Comparative Convergences in Pleading Standards
As transnationalism becomes more prominent, comparative law is burgeoning. In one area of American law, however, it has met a formidable challenge: civil procedure. Comparative civil procedure has been relatively slow to find its way into American law-school classrooms, legislation, and judicial opinions.
There are many reasons why, but one reason is American exceptionalism. Though there is a vast difference between common law and civil law jurisdictions, American procedure is very different even from its common law kin. As I and others have stated previously, American exceptionalism is a major obstacle to the benefits of comparative study and to potential reform in the field of civil procedure.
This may be changing, however. Certain features of American procedure historically considered exceptionalist appear to be trending toward their foreign counterparts. These trends, should they continue, may make comparative study, and perhaps even harmonization, easier. They also, however, pose new challenges to the coherence of our own American system.
Pleading is a particularly useful example. It is a prominent feature of American civil procedure that has long been exceptional. Unlike civil law countries, which require detailed fact pleading and often evidentiary support at the outset, and unlike even most common law traditions that also require some fact pleading, Rule 8 requires only “a short and plain statement of the claim showing that the pleader is entitled to relief,” a formula that has traditionally focused on notice rather than facts. This conception of pleading is unlike any other in the world.

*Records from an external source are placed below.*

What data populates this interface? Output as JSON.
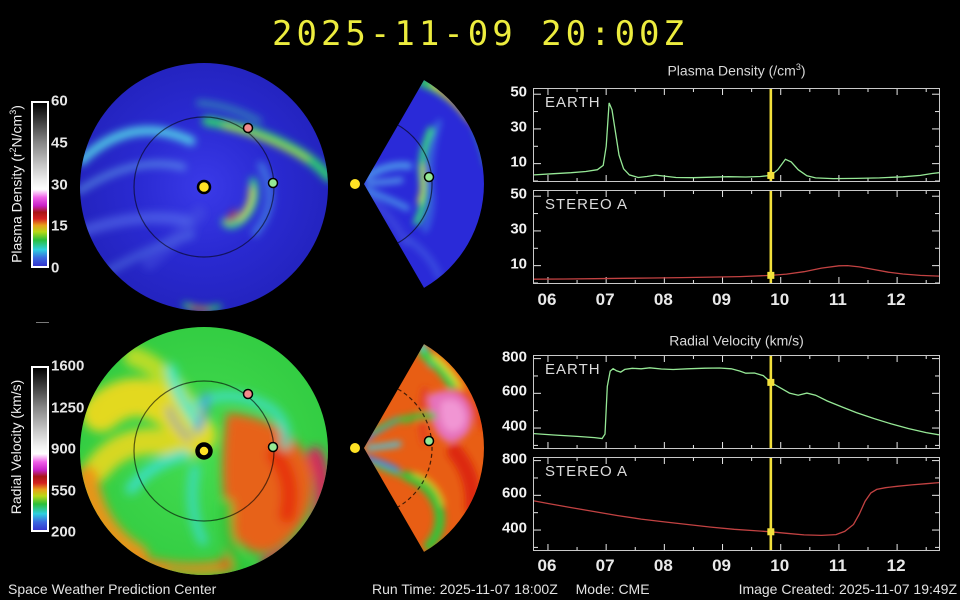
{
  "title": "2025-11-09 20:00Z",
  "dash_note": "—",
  "colormap": [
    [
      "0%",
      "#3535cf"
    ],
    [
      "5%",
      "#3a6ae0"
    ],
    [
      "10%",
      "#2fd0e0"
    ],
    [
      "16%",
      "#2abf3a"
    ],
    [
      "21%",
      "#b8d816"
    ],
    [
      "25%",
      "#e8a018"
    ],
    [
      "29%",
      "#d42020"
    ],
    [
      "33%",
      "#a81616"
    ],
    [
      "37%",
      "#c822c8"
    ],
    [
      "42%",
      "#f060e8"
    ],
    [
      "47%",
      "#ffffff"
    ],
    [
      "52%",
      "#f0f0f0"
    ],
    [
      "62%",
      "#c6c6c6"
    ],
    [
      "76%",
      "#858585"
    ],
    [
      "89%",
      "#3c3c3c"
    ],
    [
      "100%",
      "#000000"
    ]
  ],
  "colorbars": {
    "density": {
      "label_pre": "Plasma Density (r",
      "label_sup1": "2",
      "label_mid": "N/cm",
      "label_sup2": "3",
      "label_post": ")",
      "ticks": [
        "60",
        "45",
        "30",
        "15",
        "0"
      ]
    },
    "velocity": {
      "label": "Radial Velocity (km/s)",
      "ticks": [
        "1600",
        "1250",
        "900",
        "550",
        "200"
      ]
    }
  },
  "markers": {
    "sun": {
      "name": "Sun",
      "color": "#ffe224"
    },
    "earth": {
      "name": "Earth",
      "color": "#94e894"
    },
    "stereo_a": {
      "name": "STEREO A",
      "color": "#f28b8b"
    }
  },
  "footer": {
    "left": "Space Weather Prediction Center",
    "run_time": "Run Time: 2025-11-07 18:00Z",
    "mode": "Mode: CME",
    "created": "Image Created: 2025-11-07 19:49Z"
  },
  "chart_data": [
    {
      "id": "density",
      "type": "line",
      "title_pre": "Plasma Density (/cm",
      "title_sup": "3",
      "title_post": ")",
      "x_ticks": [
        "06",
        "07",
        "08",
        "09",
        "10",
        "11",
        "12"
      ],
      "x_tick_values": [
        6,
        7,
        8,
        9,
        10,
        11,
        12
      ],
      "x_range": [
        5.76,
        12.72
      ],
      "y_range": [
        0,
        53
      ],
      "y_ticks": [
        10,
        30,
        50
      ],
      "y_minor": 10,
      "now_x": 9.83,
      "now_color": "#f2e03c",
      "panels": [
        {
          "label": "EARTH",
          "color": "#96e896",
          "points": [
            [
              5.76,
              3.5
            ],
            [
              6.1,
              4.2
            ],
            [
              6.4,
              4.8
            ],
            [
              6.65,
              5.5
            ],
            [
              6.85,
              6.5
            ],
            [
              6.95,
              9
            ],
            [
              7.0,
              20
            ],
            [
              7.05,
              45
            ],
            [
              7.1,
              41
            ],
            [
              7.16,
              28
            ],
            [
              7.22,
              15
            ],
            [
              7.3,
              7
            ],
            [
              7.4,
              3.5
            ],
            [
              7.55,
              2
            ],
            [
              7.7,
              2.6
            ],
            [
              7.85,
              3.4
            ],
            [
              8.0,
              2.8
            ],
            [
              8.2,
              2
            ],
            [
              8.5,
              1.9
            ],
            [
              8.8,
              2.2
            ],
            [
              9.1,
              2.5
            ],
            [
              9.4,
              2.3
            ],
            [
              9.65,
              2.6
            ],
            [
              9.83,
              3.2
            ],
            [
              9.95,
              6.5
            ],
            [
              10.08,
              12.5
            ],
            [
              10.18,
              11
            ],
            [
              10.3,
              6.5
            ],
            [
              10.45,
              3
            ],
            [
              10.6,
              1.8
            ],
            [
              10.9,
              1.4
            ],
            [
              11.3,
              1.5
            ],
            [
              11.7,
              1.8
            ],
            [
              12.1,
              2.4
            ],
            [
              12.4,
              3.2
            ],
            [
              12.6,
              4.3
            ],
            [
              12.72,
              4.8
            ]
          ]
        },
        {
          "label": "STEREO A",
          "color": "#c24242",
          "points": [
            [
              5.76,
              2.2
            ],
            [
              6.3,
              2.3
            ],
            [
              6.8,
              2.5
            ],
            [
              7.3,
              2.7
            ],
            [
              7.8,
              2.9
            ],
            [
              8.3,
              3.1
            ],
            [
              8.8,
              3.4
            ],
            [
              9.3,
              3.7
            ],
            [
              9.83,
              4.4
            ],
            [
              10.1,
              5.1
            ],
            [
              10.4,
              6.5
            ],
            [
              10.7,
              8.6
            ],
            [
              11.0,
              9.9
            ],
            [
              11.15,
              10
            ],
            [
              11.35,
              9.3
            ],
            [
              11.6,
              7.8
            ],
            [
              11.85,
              6.2
            ],
            [
              12.1,
              5.2
            ],
            [
              12.4,
              4.4
            ],
            [
              12.72,
              4
            ]
          ]
        }
      ]
    },
    {
      "id": "velocity",
      "type": "line",
      "title_pre": "Radial Velocity (km/s)",
      "title_sup": "",
      "title_post": "",
      "x_ticks": [
        "06",
        "07",
        "08",
        "09",
        "10",
        "11",
        "12"
      ],
      "x_tick_values": [
        6,
        7,
        8,
        9,
        10,
        11,
        12
      ],
      "x_range": [
        5.76,
        12.72
      ],
      "y_range": [
        285,
        815
      ],
      "y_ticks": [
        400,
        600,
        800
      ],
      "y_minor": 100,
      "now_x": 9.83,
      "now_color": "#f2e03c",
      "panels": [
        {
          "label": "EARTH",
          "color": "#96e896",
          "points": [
            [
              5.76,
              368
            ],
            [
              6.1,
              360
            ],
            [
              6.5,
              352
            ],
            [
              6.8,
              345
            ],
            [
              6.93,
              340
            ],
            [
              6.98,
              365
            ],
            [
              7.02,
              640
            ],
            [
              7.07,
              728
            ],
            [
              7.12,
              742
            ],
            [
              7.18,
              730
            ],
            [
              7.25,
              722
            ],
            [
              7.32,
              738
            ],
            [
              7.45,
              744
            ],
            [
              7.6,
              741
            ],
            [
              7.75,
              747
            ],
            [
              7.95,
              740
            ],
            [
              8.15,
              737
            ],
            [
              8.4,
              741
            ],
            [
              8.7,
              745
            ],
            [
              8.95,
              746
            ],
            [
              9.15,
              741
            ],
            [
              9.3,
              728
            ],
            [
              9.4,
              716
            ],
            [
              9.55,
              717
            ],
            [
              9.7,
              702
            ],
            [
              9.83,
              663
            ],
            [
              10.0,
              630
            ],
            [
              10.15,
              601
            ],
            [
              10.3,
              589
            ],
            [
              10.45,
              601
            ],
            [
              10.6,
              589
            ],
            [
              10.8,
              556
            ],
            [
              11.05,
              522
            ],
            [
              11.3,
              489
            ],
            [
              11.6,
              455
            ],
            [
              11.9,
              424
            ],
            [
              12.2,
              397
            ],
            [
              12.5,
              374
            ],
            [
              12.72,
              361
            ]
          ]
        },
        {
          "label": "STEREO A",
          "color": "#c24242",
          "points": [
            [
              5.76,
              568
            ],
            [
              6.0,
              553
            ],
            [
              6.4,
              529
            ],
            [
              6.8,
              506
            ],
            [
              7.2,
              483
            ],
            [
              7.6,
              463
            ],
            [
              8.0,
              447
            ],
            [
              8.4,
              432
            ],
            [
              8.8,
              417
            ],
            [
              9.2,
              404
            ],
            [
              9.6,
              395
            ],
            [
              9.83,
              390
            ],
            [
              10.1,
              381
            ],
            [
              10.4,
              372
            ],
            [
              10.7,
              369
            ],
            [
              10.95,
              374
            ],
            [
              11.1,
              392
            ],
            [
              11.25,
              432
            ],
            [
              11.35,
              492
            ],
            [
              11.45,
              566
            ],
            [
              11.55,
              614
            ],
            [
              11.65,
              634
            ],
            [
              11.8,
              644
            ],
            [
              12.0,
              652
            ],
            [
              12.25,
              660
            ],
            [
              12.5,
              667
            ],
            [
              12.72,
              673
            ]
          ]
        }
      ]
    }
  ]
}
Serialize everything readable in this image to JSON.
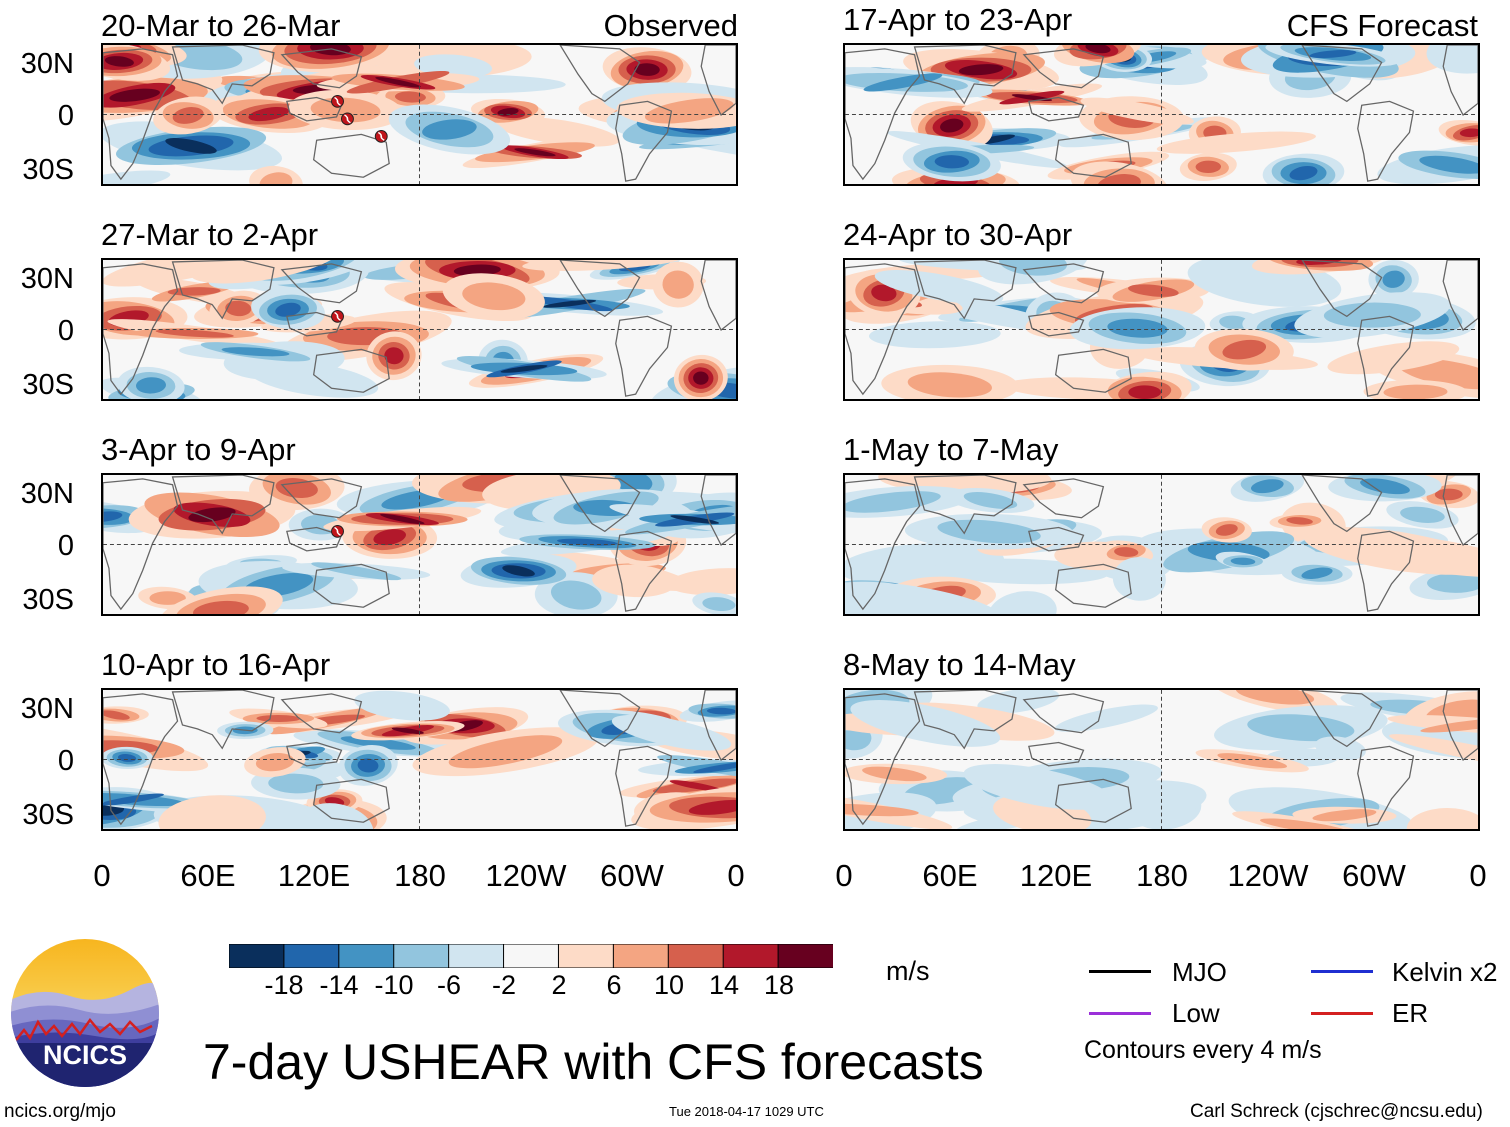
{
  "colors": {
    "scale": [
      "#0a2f5c",
      "#2166ac",
      "#4393c3",
      "#92c5de",
      "#d1e5f0",
      "#f7f7f7",
      "#fddbc7",
      "#f4a582",
      "#d6604d",
      "#b2182b",
      "#67001f"
    ],
    "mjo": "#000000",
    "kelvin": "#1f2fd1",
    "low": "#9b30d9",
    "er": "#d42020"
  },
  "columns": {
    "observed_label": "Observed",
    "forecast_label": "CFS Forecast"
  },
  "observed_panels": [
    {
      "title": "20-Mar to 26-Mar",
      "storm_count": 3
    },
    {
      "title": "27-Mar to 2-Apr",
      "storm_count": 1
    },
    {
      "title": "3-Apr to 9-Apr",
      "storm_count": 1
    },
    {
      "title": "10-Apr to 16-Apr",
      "storm_count": 0
    }
  ],
  "forecast_panels": [
    {
      "title": "17-Apr to 23-Apr"
    },
    {
      "title": "24-Apr to 30-Apr"
    },
    {
      "title": "1-May to 7-May"
    },
    {
      "title": "8-May to 14-May"
    }
  ],
  "lat_labels": [
    "30N",
    "0",
    "30S"
  ],
  "lon_labels": [
    "0",
    "60E",
    "120E",
    "180",
    "120W",
    "60W",
    "0"
  ],
  "colorbar": {
    "ticks": [
      "-18",
      "-14",
      "-10",
      "-6",
      "-2",
      "2",
      "6",
      "10",
      "14",
      "18"
    ],
    "unit": "m/s"
  },
  "legend": {
    "mjo": "MJO",
    "kelvin": "Kelvin x2",
    "low": "Low",
    "er": "ER",
    "contours_note": "Contours every 4 m/s"
  },
  "logo": {
    "text": "NCICS"
  },
  "title": "7-day USHEAR with CFS forecasts",
  "footer": {
    "left": "ncics.org/mjo",
    "center": "Tue 2018-04-17 1029 UTC",
    "right": "Carl Schreck (cjschrec@ncsu.edu)"
  }
}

But exceptionalism in American pleading may be waning, at least in discrete areas. Congress has begun to experiment with imposing heightened pleading requirements in, for example, the Private Securities Litigation Reform Act of 1995. Similarly, but perhaps more dramatically, the Supreme Court in Bell Atlantic Corp. v. Twombly and Ashcroft v. Iqbal recently imposed a transsubstantive “plausibility” standard that depends upon factual sufficiency, eliminating the more liberal notice-pleading standard that the Court had endorsed since 1957.